Counterfeiting Coin Act 1797
- Parliament of Great Britain
- Long title: An act to prevent the counterfeiting any copper coin in this realm made, or to be made, current by proclamation, or any foreign gold or silver coin; and to prevent the bringing into this realm, or uttering, any counterfeit foreign gold or silver coin.
- Citation: 37 Geo. 3. c. 126
- Territorial extent: Great Britain

Dates
- Royal assent: 19 July 1797
- Commencement: 19 July 1797
- Repealed: 1 November 1861

Other legislation
- Amends: Counterfeiting Coin Act 1741
- Amended by: Coinage Offences Act 1832
- Repealed by: Criminal Statutes Repeal Act 1861
- Relates to: Counterfeiting of Copper Coin Act 1771

Status: Repealed

Text of statute as originally enacted

= Counterfeiting Coin Act 1797 =

Act of the Parliament of Great Britain

The Counterfeiting Coin Act 1797 (37 Geo. 3. c. 126) was an act of the Parliament of Great Britain which made it high treason to counterfeit copper coins. The Counterfeiting Coin Act 1741 (15 Geo. 2 c. 28) had already made it treason to counterfeit some copper coins, namely halfpennies and farthings, but counterfeiting other copper coins was only a misdemeanour.

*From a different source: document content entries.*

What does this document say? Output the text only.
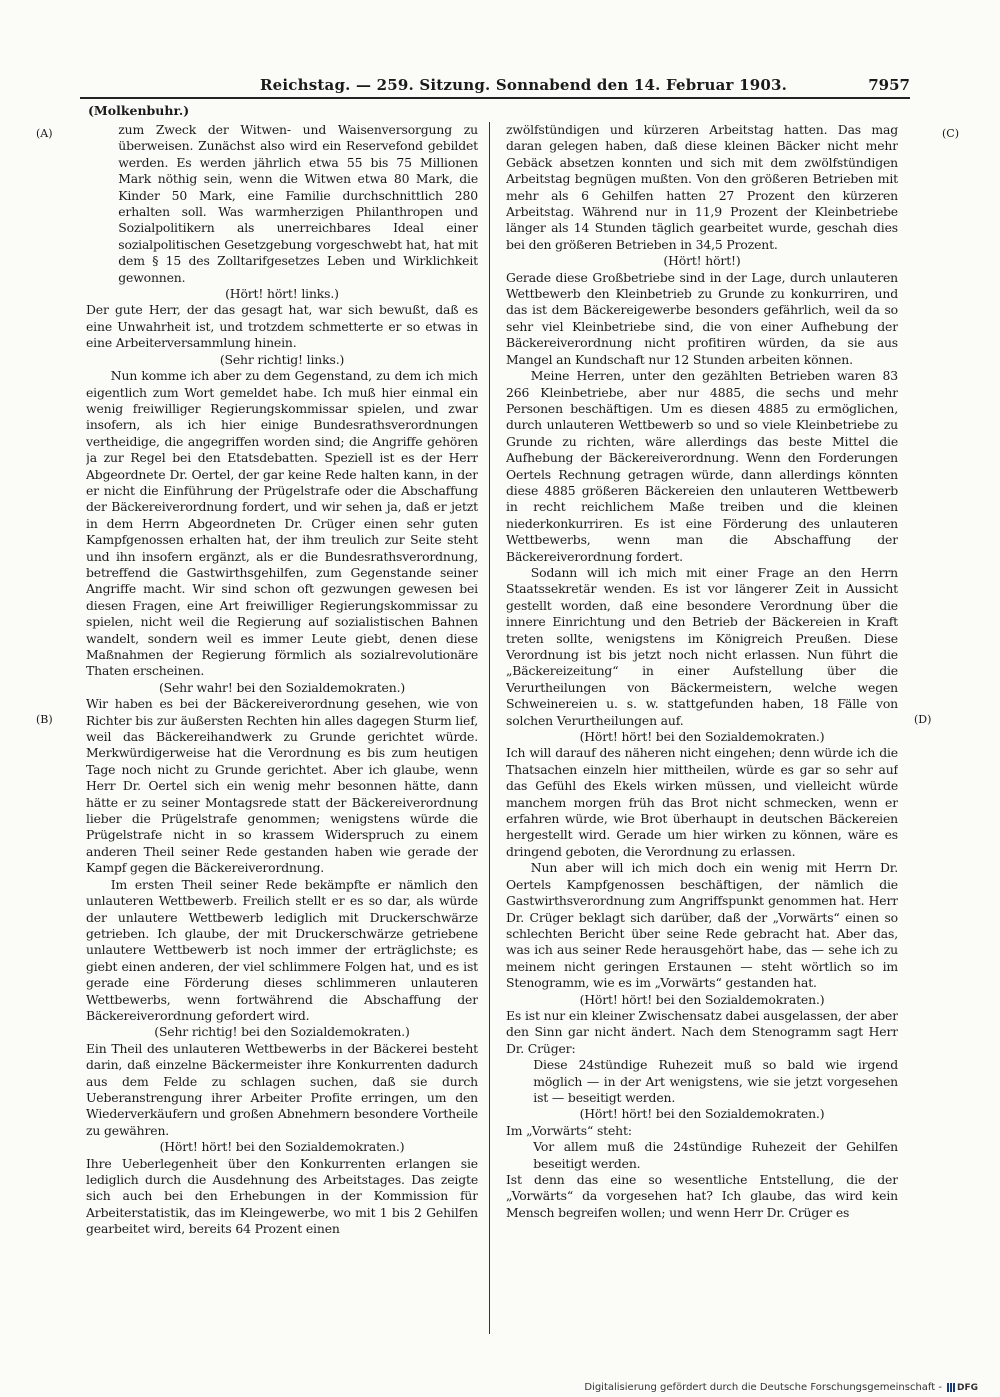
Reichstag. — 259. Sitzung. Sonnabend den 14. Februar 1903.	7957
(Molkenbuhr.)
(A)
(B)
(C)
(D)

zum Zweck der Witwen- und Waisenversorgung zu überweisen. Zunächst also wird ein Reservefond gebildet werden. Es werden jährlich etwa 55 bis 75 Millionen Mark nöthig sein, wenn die Witwen etwa 80 Mark, die Kinder 50 Mark, eine Familie durchschnittlich 280 erhalten soll. Was warmherzigen Philanthropen und Sozialpolitikern als unerreichbares Ideal einer sozialpolitischen Gesetzgebung vorgeschwebt hat, hat mit dem § 15 des Zolltarifgesetzes Leben und Wirklichkeit gewonnen.

(Hört! hört! links.)

Der gute Herr, der das gesagt hat, war sich bewußt, daß es eine Unwahrheit ist, und trotzdem schmetterte er so etwas in eine Arbeiterversammlung hinein.

(Sehr richtig! links.)

Nun komme ich aber zu dem Gegenstand, zu dem ich mich eigentlich zum Wort gemeldet habe. Ich muß hier einmal ein wenig freiwilliger Regierungskommissar spielen, und zwar insofern, als ich hier einige Bundesrathsverordnungen vertheidige, die angegriffen worden sind; die Angriffe gehören ja zur Regel bei den Etatsdebatten. Speziell ist es der Herr Abgeordnete Dr. Oertel, der gar keine Rede halten kann, in der er nicht die Einführung der Prügelstrafe oder die Abschaffung der Bäckereiverordnung fordert, und wir sehen ja, daß er jetzt in dem Herrn Abgeordneten Dr. Crüger einen sehr guten Kampfgenossen erhalten hat, der ihm treulich zur Seite steht und ihn insofern ergänzt, als er die Bundesrathsverordnung, betreffend die Gastwirthsgehilfen, zum Gegenstande seiner Angriffe macht. Wir sind schon oft gezwungen gewesen bei diesen Fragen, eine Art freiwilliger Regierungskommissar zu spielen, nicht weil die Regierung auf sozialistischen Bahnen wandelt, sondern weil es immer Leute giebt, denen diese Maßnahmen der Regierung förmlich als sozialrevolutionäre Thaten erscheinen.

(Sehr wahr! bei den Sozialdemokraten.)

Wir haben es bei der Bäckereiverordnung gesehen, wie von Richter bis zur äußersten Rechten hin alles dagegen Sturm lief, weil das Bäckereihandwerk zu Grunde gerichtet würde. Merkwürdigerweise hat die Verordnung es bis zum heutigen Tage noch nicht zu Grunde gerichtet. Aber ich glaube, wenn Herr Dr. Oertel sich ein wenig mehr besonnen hätte, dann hätte er zu seiner Montagsrede statt der Bäckereiverordnung lieber die Prügelstrafe genommen; wenigstens würde die Prügelstrafe nicht in so krassem Widerspruch zu einem anderen Theil seiner Rede gestanden haben wie gerade der Kampf gegen die Bäckereiverordnung.

Im ersten Theil seiner Rede bekämpfte er nämlich den unlauteren Wettbewerb. Freilich stellt er es so dar, als würde der unlautere Wettbewerb lediglich mit Druckerschwärze getrieben. Ich glaube, der mit Druckerschwärze getriebene unlautere Wettbewerb ist noch immer der erträglichste; es giebt einen anderen, der viel schlimmere Folgen hat, und es ist gerade eine Förderung dieses schlimmeren unlauteren Wettbewerbs, wenn fortwährend die Abschaffung der Bäckereiverordnung gefordert wird.

(Sehr richtig! bei den Sozialdemokraten.)

Ein Theil des unlauteren Wettbewerbs in der Bäckerei besteht darin, daß einzelne Bäckermeister ihre Konkurrenten dadurch aus dem Felde zu schlagen suchen, daß sie durch Ueberanstrengung ihrer Arbeiter Profite erringen, um den Wiederverkäufern und großen Abnehmern besondere Vortheile zu gewähren.

(Hört! hört! bei den Sozialdemokraten.)

Ihre Ueberlegenheit über den Konkurrenten erlangen sie lediglich durch die Ausdehnung des Arbeitstages. Das zeigte sich auch bei den Erhebungen in der Kommission für Arbeiterstatistik, das im Kleingewerbe, wo mit 1 bis 2 Gehilfen gearbeitet wird, bereits 64 Prozent einen

zwölfstündigen und kürzeren Arbeitstag hatten. Das mag daran gelegen haben, daß diese kleinen Bäcker nicht mehr Gebäck absetzen konnten und sich mit dem zwölfstündigen Arbeitstag begnügen mußten. Von den größeren Betrieben mit mehr als 6 Gehilfen hatten 27 Prozent den kürzeren Arbeitstag. Während nur in 11,9 Prozent der Kleinbetriebe länger als 14 Stunden täglich gearbeitet wurde, geschah dies bei den größeren Betrieben in 34,5 Prozent.

(Hört! hört!)

Gerade diese Großbetriebe sind in der Lage, durch unlauteren Wettbewerb den Kleinbetrieb zu Grunde zu konkurriren, und das ist dem Bäckereigewerbe besonders gefährlich, weil da so sehr viel Kleinbetriebe sind, die von einer Aufhebung der Bäckereiverordnung nicht profitiren würden, da sie aus Mangel an Kundschaft nur 12 Stunden arbeiten können.

Meine Herren, unter den gezählten Betrieben waren 83 266 Kleinbetriebe, aber nur 4885, die sechs und mehr Personen beschäftigen. Um es diesen 4885 zu ermöglichen, durch unlauteren Wettbewerb so und so viele Kleinbetriebe zu Grunde zu richten, wäre allerdings das beste Mittel die Aufhebung der Bäckereiverordnung. Wenn den Forderungen Oertels Rechnung getragen würde, dann allerdings könnten diese 4885 größeren Bäckereien den unlauteren Wettbewerb in recht reichlichem Maße treiben und die kleinen niederkonkurriren. Es ist eine Förderung des unlauteren Wettbewerbs, wenn man die Abschaffung der Bäckereiverordnung fordert.

Sodann will ich mich mit einer Frage an den Herrn Staatssekretär wenden. Es ist vor längerer Zeit in Aussicht gestellt worden, daß eine besondere Verordnung über die innere Einrichtung und den Betrieb der Bäckereien in Kraft treten sollte, wenigstens im Königreich Preußen. Diese Verordnung ist bis jetzt noch nicht erlassen. Nun führt die „Bäckereizeitung“ in einer Aufstellung über die Verurtheilungen von Bäckermeistern, welche wegen Schweinereien u. s. w. stattgefunden haben, 18 Fälle von solchen Verurtheilungen auf.

(Hört! hört! bei den Sozialdemokraten.)

Ich will darauf des näheren nicht eingehen; denn würde ich die Thatsachen einzeln hier mittheilen, würde es gar so sehr auf das Gefühl des Ekels wirken müssen, und vielleicht würde manchem morgen früh das Brot nicht schmecken, wenn er erfahren würde, wie Brot überhaupt in deutschen Bäckereien hergestellt wird. Gerade um hier wirken zu können, wäre es dringend geboten, die Verordnung zu erlassen.

Nun aber will ich mich doch ein wenig mit Herrn Dr. Oertels Kampfgenossen beschäftigen, der nämlich die Gastwirthsverordnung zum Angriffspunkt genommen hat. Herr Dr. Crüger beklagt sich darüber, daß der „Vorwärts“ einen so schlechten Bericht über seine Rede gebracht hat. Aber das, was ich aus seiner Rede herausgehört habe, das — sehe ich zu meinem nicht geringen Erstaunen — steht wörtlich so im Stenogramm, wie es im „Vorwärts“ gestanden hat.

(Hört! hört! bei den Sozialdemokraten.)

Es ist nur ein kleiner Zwischensatz dabei ausgelassen, der aber den Sinn gar nicht ändert. Nach dem Stenogramm sagt Herr Dr. Crüger:

Diese 24stündige Ruhezeit muß so bald wie irgend möglich — in der Art wenigstens, wie sie jetzt vorgesehen ist — beseitigt werden.

(Hört! hört! bei den Sozialdemokraten.)

Im „Vorwärts“ steht:

Vor allem muß die 24stündige Ruhezeit der Gehilfen beseitigt werden.

Ist denn das eine so wesentliche Entstellung, die der „Vorwärts“ da vorgesehen hat? Ich glaube, das wird kein Mensch begreifen wollen; und wenn Herr Dr. Crüger es

Digitalisierung gefördert durch die Deutsche Forschungsgemeinschaft - DFG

On 19 July 1797 Parliament extended the scope of that act to cover all coins made of copper. The acts are now repealed.

The long title of the act was "An act to prevent the counterfeiting any copper coin in this realm made, or to be made, current by proclamation, or any foreign gold or silver coin; and to prevent the bringing into this realm, or uttering, any counterfeit foreign gold or silver coin."

==Provisions==

===Offences===

Section 1 extended to all copper coins the provisions of the 1741 Act which applied to halfpennies and farthings. (That Act had made it high treason to file, alter, wash or colour halfpennies or farthings, or to make such coins look like a shilling or sixpence.) The same section also extended another Act, 11 Geo. 3. c. 40 (1771), to cover all copper coins (which had made it a felony to export or counterfeit halfpennies and farthings).

The act did not only deal with copper coins. Section 2 made it a felony to counterfeit the gold or silver coins of foreign countries, and section 3 made it a felony to import such counterfeits into Great Britain. These offences were punished with transportation for 7 years. The act also punished the tendering of counterfeit coins in payment, and the possession of them.

===Procedure===

Section 8 stated that no proceedings for offences under the act could be "quashed for want of form," and there could be no appeal by certiorari to the king's courts of record in Westminster.

Section 9 required that offences under the act had to be prosecuted within 3 months, or else the defendant must be acquitted and paid treble his costs by the prosecutor.